9 February 2017 13:07 (UTC+04:00)
Iran, Ireland agree to broaden cooperation in aviation

By Kamila Aliyeva

Iran's Civil Aviation Organization inked on February 9 the first ever contract with Ireland on the expansion of aviation cooperation such as observing flight operation, continued flight eligibility, issuance of technical aid, repair and maintenance, IRNA reported.

The Memorandum of Understanding (MoU) was undersigned between Deputy Chairman for Standard at aviation organization Mohammad Javad Taghvaei and Irish Director General of regulations and flight safety Rolf James in Tehran.

The agreement includes the implementation of ICAO’s Article 83 from the Convention on International Civil Aviation for Irish aircraft in Iran.

It is intended to “provide better regulation and oversight of air safety in the case of international lease, charter or interchange of aircraft” as ICAO describes it and consequently simplifies the procedures of the aircraft lease.

Reza Jafarzadeh, CAO.IRI’s director of public relations said that in the framework of this agreement, Iran will be able to lease and operate Irish registered aircraft in an easier way.

Iran Aseman Airlines is now cleared to complete a lease-purchase contract with an Irish firm to acquire a total of 7 Airbus A320neo.

Iran has several private and public airline companies in operation, among which IranAir is the oldest one. The number of operational airports in the country is 46.

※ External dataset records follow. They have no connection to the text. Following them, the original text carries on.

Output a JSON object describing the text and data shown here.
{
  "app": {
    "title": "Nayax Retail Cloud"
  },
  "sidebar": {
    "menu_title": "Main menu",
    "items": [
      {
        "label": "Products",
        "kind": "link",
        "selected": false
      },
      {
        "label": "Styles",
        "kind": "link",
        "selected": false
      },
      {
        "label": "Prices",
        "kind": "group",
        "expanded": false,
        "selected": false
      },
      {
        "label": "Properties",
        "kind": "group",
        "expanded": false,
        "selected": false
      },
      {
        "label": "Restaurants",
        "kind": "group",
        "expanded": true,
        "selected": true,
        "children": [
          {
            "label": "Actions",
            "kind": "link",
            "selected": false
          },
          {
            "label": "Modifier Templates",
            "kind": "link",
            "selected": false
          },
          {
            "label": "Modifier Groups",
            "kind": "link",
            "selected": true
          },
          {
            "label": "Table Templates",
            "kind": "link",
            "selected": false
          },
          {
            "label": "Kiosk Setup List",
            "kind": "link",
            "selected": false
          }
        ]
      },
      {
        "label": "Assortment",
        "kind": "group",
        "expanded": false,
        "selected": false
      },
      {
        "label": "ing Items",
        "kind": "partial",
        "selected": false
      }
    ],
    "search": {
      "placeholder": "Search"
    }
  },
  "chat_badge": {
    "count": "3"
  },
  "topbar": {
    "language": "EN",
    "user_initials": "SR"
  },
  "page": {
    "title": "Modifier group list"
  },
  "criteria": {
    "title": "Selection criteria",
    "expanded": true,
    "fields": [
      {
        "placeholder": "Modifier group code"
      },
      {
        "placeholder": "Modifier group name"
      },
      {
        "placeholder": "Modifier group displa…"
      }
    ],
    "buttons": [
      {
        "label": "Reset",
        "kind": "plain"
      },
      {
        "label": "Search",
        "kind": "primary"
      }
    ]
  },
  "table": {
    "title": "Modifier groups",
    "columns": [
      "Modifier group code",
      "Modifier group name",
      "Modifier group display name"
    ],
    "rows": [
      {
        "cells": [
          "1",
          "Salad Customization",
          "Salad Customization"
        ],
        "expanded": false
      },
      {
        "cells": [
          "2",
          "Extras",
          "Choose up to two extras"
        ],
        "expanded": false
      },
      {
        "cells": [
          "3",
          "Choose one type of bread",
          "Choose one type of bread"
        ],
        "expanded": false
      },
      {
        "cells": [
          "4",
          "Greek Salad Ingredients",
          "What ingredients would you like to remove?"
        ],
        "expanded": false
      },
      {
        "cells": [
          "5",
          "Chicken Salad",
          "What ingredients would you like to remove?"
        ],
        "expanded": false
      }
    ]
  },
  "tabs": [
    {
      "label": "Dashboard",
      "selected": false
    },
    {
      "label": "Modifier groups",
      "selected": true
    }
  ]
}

Earlier, the country signed a multilateral memorandum of understanding with German companies on the projects on development of its airports. The memorandum covers airport operations management, airport development, navigation infrastructures and consultation regarding commercialization of the airports.

Since sanctions imposed on the Islamic Republic were lifted last year, Iran began to take steps to upgrade its air industry, revamp an aging airline fleet, equipment and airports.

When sanctions were eased in January after Iran certified that it had shelved its nuclear program, Tehran immediately opened talks with Boeing Co. and the European manufacturer Airbus to buy hundreds of aircraft. The deals represent the biggest commercial result of the nuclear accord.